About
Personal
I was born on September 12, 1949, at Preston Retreat, a charity hospital for indigent mothers run by the Mennonites in Philadelphia. Our family left that city a few years later and moved to Washington, D.C. During the next fifteen years I grew up in one of the worst slums of the city, just a few blocks from the White House.

Adrian and brother Goven
Living in D.C., I had access to the many free museums and they became a second home – a refuge from the squalor and violence of my neighborhood. I loved the historical dioramas and the Indian artifacts of the Smithsonian and would read every word of every label. But the place I really loved was the National Gallery of Art. The guards knew me by name and allowed me roam at will. I could not imagine a more amazing place to work than a museum. When I was 12 or 13 I had what I can look back on as my first “aesthetic” experience in front of a small Sasseta painting in the National. That is when I decided to be an artist.
During my undergraduate years in the 1960’s, I was completely committed to abstract and conceptual art. But after completing my art degree, I did a year of graduate work in London, England. This year in England, and my subsequent summer on the continent, decisively changed my art forever. From then on I have been committed to realistic painting in the Western European tradition.

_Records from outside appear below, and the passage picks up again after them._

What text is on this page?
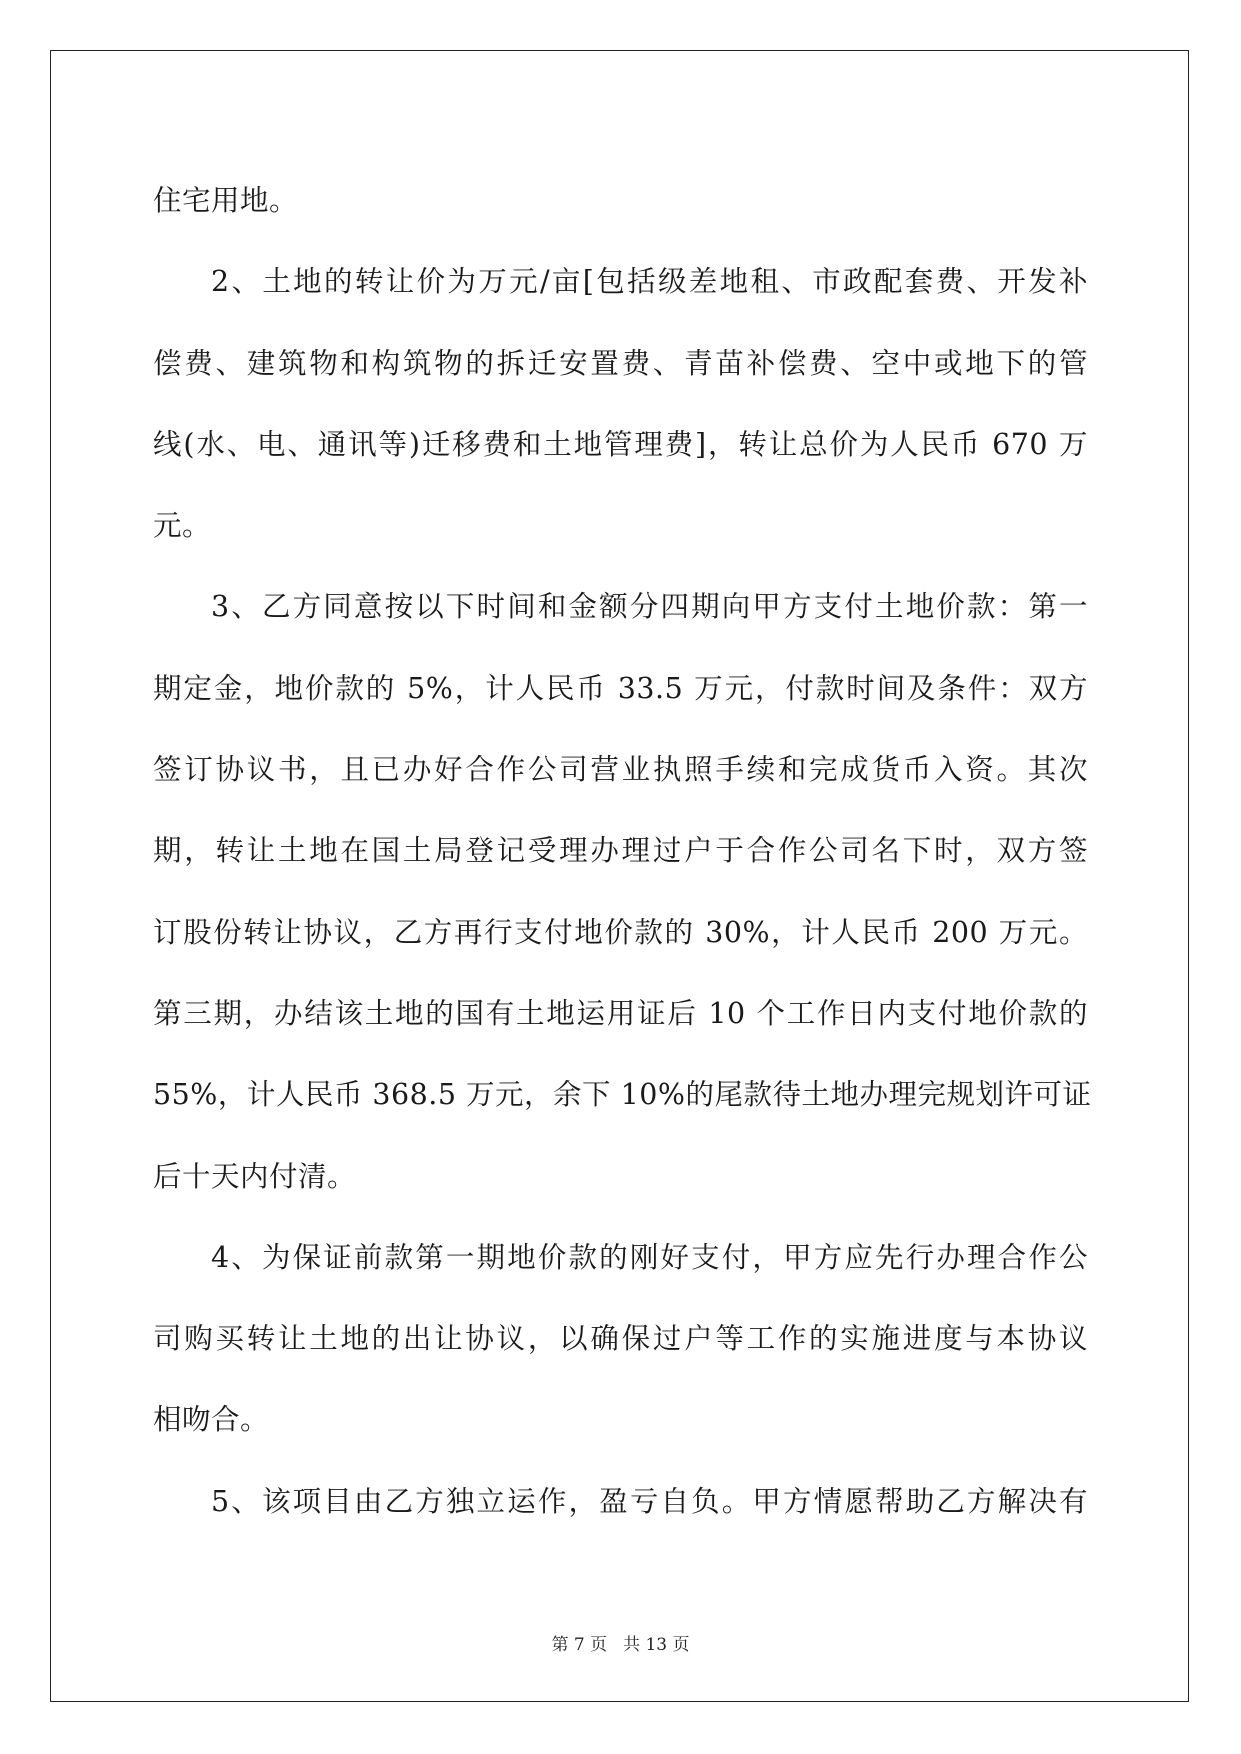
住宅用地。
2、土地的转让价为万元/亩[包括级差地租、市政配套费、开发补
偿费、建筑物和构筑物的拆迁安置费、青苗补偿费、空中或地下的管
线(水、电、通讯等)迁移费和土地管理费]，转让总价为人民币 670 万
元。
3、乙方同意按以下时间和金额分四期向甲方支付土地价款：第一
期定金，地价款的 5%，计人民币 33.5 万元，付款时间及条件：双方
签订协议书，且已办好合作公司营业执照手续和完成货币入资。其次
期，转让土地在国土局登记受理办理过户于合作公司名下时，双方签
订股份转让协议，乙方再行支付地价款的 30%，计人民币 200 万元。
第三期，办结该土地的国有土地运用证后 10 个工作日内支付地价款的
55%，计人民币 368.5 万元，余下 10%的尾款待土地办理完规划许可证
后十天内付清。
4、为保证前款第一期地价款的刚好支付，甲方应先行办理合作公
司购买转让土地的出让协议，以确保过户等工作的实施进度与本协议
相吻合。
5、该项目由乙方独立运作，盈亏自负。甲方情愿帮助乙方解决有
第 7 页 共 13 页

Adrian in Kimbell Art Museum
My art education was greatly enhanced by eight years as exhibit designer for the Kimbell Art Museum in Fort Worth, Texas. While designing exhibits for some of the greatest Renaissance, Impressionist and Asian art in the world, I met and worked with many of the leading art scholars of the day. My childhood dream of working in a museum had been fulfilled.
One day, on a warm afternoon in the main gallery of the Kimbell, a single painting once again changed my life. It was an early portrait by Miro from his Barcelona period. I had often admired it, but on this occasion I was overwhelmed by the realization that I would soon be leaving this museum that I loved to become a full time artist.
Shortly after leaving my regular job, I met my soon-to-be-wife, Leah, who was born and raised in Texas. It is a testament to her Texas grit and her faith in me that she married a penniless, unknown artist. Five years later we had a son, Sebastian. Our first ten years together, despite the chronic lack of money, were extraordinary. My studio was in our house so Leah, Sebastian and I were together 24 hours a day, 365 days a year. We will always be grateful for this priceless gift of time spent together.

Sebastian, Leah and Adrian
Twenty years ago we moved to beautiful Chester County, Pennsylvania, and my studio is still at home, though now in the carriage house of our 1894 Victorian home in Downingtown. My son is working on his doctorate in philosophy at Bowling Green State University in Ohio. Leah, Sebastian and I love spending as much time as possible together and I can honestly say that our lives remain extraordinary.